FHIR Red Flags #1: Missing Provenance

How healthy is your FHIR implementation?

Here’s a quick test you can run to find out, focusing on one red flag.

Pick an important resource type that’s used throughout your app or solution – preferably one that’s created or updated often.

  • Observation
  • Procedure
  • Condition
  • MedicationRequest

Run a FHIR search query to get a single instance of one of those resources. Pick one that was created recently.

Now try and work out who created the resource or who was responsible for creating the content in the resource. I’m talking about provenance here. If everything is “as it should be”, then this should not be difficult.

From the official FHIR documentation:

Provenance indicates clinical significance in terms of confidence in authenticity, reliability, trustworthiness, integrity… all of which may impact security, privacy, and trust policies.

Provenance is important.

Commonly used ways of identifying “Who did what and when” to a FHIR resource are:

  • An associated Provenance resource
  • A populated meta.source element with a URI that identifies the source
  • Elements in the resource that might identify a Practitioner or Organization
  • A Provenance as a contained resource inside the selected resource

It’s your FHIR server and you have ultimate responsibility for the data inside it.

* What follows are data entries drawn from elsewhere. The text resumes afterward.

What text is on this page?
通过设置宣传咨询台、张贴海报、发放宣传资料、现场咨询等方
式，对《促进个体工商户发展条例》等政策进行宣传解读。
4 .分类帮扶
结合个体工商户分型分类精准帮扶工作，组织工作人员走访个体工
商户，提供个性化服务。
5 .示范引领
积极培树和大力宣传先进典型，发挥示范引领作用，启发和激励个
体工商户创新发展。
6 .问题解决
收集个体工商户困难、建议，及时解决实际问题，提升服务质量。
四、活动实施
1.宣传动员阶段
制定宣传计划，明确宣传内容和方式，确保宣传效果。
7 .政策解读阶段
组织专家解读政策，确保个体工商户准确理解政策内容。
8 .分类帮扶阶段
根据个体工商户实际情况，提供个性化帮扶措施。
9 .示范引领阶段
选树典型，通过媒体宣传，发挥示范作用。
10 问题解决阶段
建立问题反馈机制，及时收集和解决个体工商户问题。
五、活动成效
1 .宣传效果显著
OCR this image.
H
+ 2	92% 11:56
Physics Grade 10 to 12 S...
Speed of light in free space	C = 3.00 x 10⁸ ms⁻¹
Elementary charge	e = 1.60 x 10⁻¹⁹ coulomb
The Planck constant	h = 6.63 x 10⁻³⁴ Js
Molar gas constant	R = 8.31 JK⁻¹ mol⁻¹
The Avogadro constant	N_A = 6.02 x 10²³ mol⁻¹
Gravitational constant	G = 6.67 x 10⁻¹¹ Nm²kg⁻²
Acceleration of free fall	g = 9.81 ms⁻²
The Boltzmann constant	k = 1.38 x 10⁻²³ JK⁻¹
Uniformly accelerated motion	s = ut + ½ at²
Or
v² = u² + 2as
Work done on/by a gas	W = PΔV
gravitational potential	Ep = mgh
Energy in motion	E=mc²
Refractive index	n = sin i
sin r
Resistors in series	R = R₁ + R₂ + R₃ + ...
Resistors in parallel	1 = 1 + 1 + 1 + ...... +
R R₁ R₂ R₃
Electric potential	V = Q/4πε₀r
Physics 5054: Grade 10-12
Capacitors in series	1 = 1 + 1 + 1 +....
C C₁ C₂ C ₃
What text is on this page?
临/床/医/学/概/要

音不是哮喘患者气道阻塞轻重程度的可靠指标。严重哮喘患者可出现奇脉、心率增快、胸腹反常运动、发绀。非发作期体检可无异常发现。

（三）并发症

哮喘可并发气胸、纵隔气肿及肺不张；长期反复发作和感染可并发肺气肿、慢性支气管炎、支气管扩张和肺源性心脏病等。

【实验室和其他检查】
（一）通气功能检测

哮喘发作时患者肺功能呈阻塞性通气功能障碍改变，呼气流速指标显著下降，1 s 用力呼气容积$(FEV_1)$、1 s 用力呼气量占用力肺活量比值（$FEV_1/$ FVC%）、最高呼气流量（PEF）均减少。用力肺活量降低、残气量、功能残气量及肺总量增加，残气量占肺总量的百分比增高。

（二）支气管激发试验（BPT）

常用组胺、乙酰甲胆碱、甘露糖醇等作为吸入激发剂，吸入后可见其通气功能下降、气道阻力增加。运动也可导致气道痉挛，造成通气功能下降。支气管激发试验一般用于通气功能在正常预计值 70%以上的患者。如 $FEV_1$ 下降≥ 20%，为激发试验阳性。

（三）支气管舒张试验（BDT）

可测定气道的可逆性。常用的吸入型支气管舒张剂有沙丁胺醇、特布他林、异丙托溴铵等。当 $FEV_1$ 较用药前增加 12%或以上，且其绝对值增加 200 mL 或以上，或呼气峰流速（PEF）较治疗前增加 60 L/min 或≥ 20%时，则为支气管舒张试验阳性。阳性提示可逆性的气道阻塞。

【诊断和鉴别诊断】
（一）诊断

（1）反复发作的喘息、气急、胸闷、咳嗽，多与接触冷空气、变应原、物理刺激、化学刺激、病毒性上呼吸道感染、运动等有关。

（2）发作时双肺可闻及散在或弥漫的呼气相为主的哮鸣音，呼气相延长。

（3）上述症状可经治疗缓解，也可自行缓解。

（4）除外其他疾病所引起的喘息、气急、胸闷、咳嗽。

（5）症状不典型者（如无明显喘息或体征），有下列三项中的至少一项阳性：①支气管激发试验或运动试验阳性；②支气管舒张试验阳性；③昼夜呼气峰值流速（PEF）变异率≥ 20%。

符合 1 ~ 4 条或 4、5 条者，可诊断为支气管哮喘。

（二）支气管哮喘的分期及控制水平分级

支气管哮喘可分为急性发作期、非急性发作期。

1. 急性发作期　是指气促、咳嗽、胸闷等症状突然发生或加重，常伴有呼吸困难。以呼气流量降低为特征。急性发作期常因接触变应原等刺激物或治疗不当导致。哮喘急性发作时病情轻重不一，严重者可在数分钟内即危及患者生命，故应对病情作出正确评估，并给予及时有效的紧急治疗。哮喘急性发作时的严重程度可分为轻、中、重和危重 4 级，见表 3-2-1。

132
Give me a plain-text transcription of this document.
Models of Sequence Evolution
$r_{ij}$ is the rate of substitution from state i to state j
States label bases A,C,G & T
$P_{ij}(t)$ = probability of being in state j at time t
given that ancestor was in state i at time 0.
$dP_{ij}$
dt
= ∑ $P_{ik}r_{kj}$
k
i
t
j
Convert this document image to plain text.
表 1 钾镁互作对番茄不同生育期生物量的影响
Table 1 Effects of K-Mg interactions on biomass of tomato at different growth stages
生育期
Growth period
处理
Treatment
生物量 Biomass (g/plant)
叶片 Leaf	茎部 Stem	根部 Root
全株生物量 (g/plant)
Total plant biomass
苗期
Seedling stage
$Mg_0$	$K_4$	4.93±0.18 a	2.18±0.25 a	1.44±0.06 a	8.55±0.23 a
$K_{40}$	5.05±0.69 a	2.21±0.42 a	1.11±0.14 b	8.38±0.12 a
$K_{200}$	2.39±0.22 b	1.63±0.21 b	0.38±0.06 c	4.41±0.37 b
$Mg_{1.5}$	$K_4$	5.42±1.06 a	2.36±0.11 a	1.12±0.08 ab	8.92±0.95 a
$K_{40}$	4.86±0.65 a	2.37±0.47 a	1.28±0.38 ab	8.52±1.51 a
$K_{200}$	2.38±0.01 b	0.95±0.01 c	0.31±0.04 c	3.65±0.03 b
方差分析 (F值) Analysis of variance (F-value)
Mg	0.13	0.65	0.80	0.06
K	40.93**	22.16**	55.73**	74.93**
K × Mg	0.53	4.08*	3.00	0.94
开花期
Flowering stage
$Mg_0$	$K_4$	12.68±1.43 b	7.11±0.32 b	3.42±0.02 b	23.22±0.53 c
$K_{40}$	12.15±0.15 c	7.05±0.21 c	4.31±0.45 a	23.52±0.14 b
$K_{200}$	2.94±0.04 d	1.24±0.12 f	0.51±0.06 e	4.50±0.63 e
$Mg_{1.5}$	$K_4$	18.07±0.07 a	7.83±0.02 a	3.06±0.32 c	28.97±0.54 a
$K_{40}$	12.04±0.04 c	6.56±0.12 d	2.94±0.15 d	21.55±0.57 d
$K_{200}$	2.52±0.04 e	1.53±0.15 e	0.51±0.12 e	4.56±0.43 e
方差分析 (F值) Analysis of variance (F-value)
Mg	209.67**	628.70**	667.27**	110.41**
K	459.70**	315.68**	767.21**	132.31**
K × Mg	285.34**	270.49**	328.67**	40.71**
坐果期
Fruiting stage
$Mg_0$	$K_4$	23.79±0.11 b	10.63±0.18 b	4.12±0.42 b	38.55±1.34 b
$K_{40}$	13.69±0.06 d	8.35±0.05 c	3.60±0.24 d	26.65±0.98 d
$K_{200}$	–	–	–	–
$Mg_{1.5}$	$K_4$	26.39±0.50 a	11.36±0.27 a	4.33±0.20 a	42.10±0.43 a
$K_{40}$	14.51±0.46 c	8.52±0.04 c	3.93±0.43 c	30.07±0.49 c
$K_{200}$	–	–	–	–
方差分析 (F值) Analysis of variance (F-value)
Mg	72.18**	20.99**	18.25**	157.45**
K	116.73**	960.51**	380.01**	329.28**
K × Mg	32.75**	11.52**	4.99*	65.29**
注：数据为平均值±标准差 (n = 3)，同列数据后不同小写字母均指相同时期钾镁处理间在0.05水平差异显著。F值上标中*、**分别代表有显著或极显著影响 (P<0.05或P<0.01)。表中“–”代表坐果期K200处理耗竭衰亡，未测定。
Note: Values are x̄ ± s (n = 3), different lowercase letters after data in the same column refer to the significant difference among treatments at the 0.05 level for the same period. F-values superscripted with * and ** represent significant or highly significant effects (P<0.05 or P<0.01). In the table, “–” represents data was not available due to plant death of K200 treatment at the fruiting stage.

This means you are responsible for ensuring a resource’s provenance is captured and accessible. Some might disagree with me here, but the buck has to stop somewhere, otherwise chaos eventually triumphs.

You or your team should know exactly where to look to find that provenance.

If you don’t, or if you can’t easily find it, or if it doesn’t exist, you have a problem that needs addressing.

A resource without provenance is a serious red flag.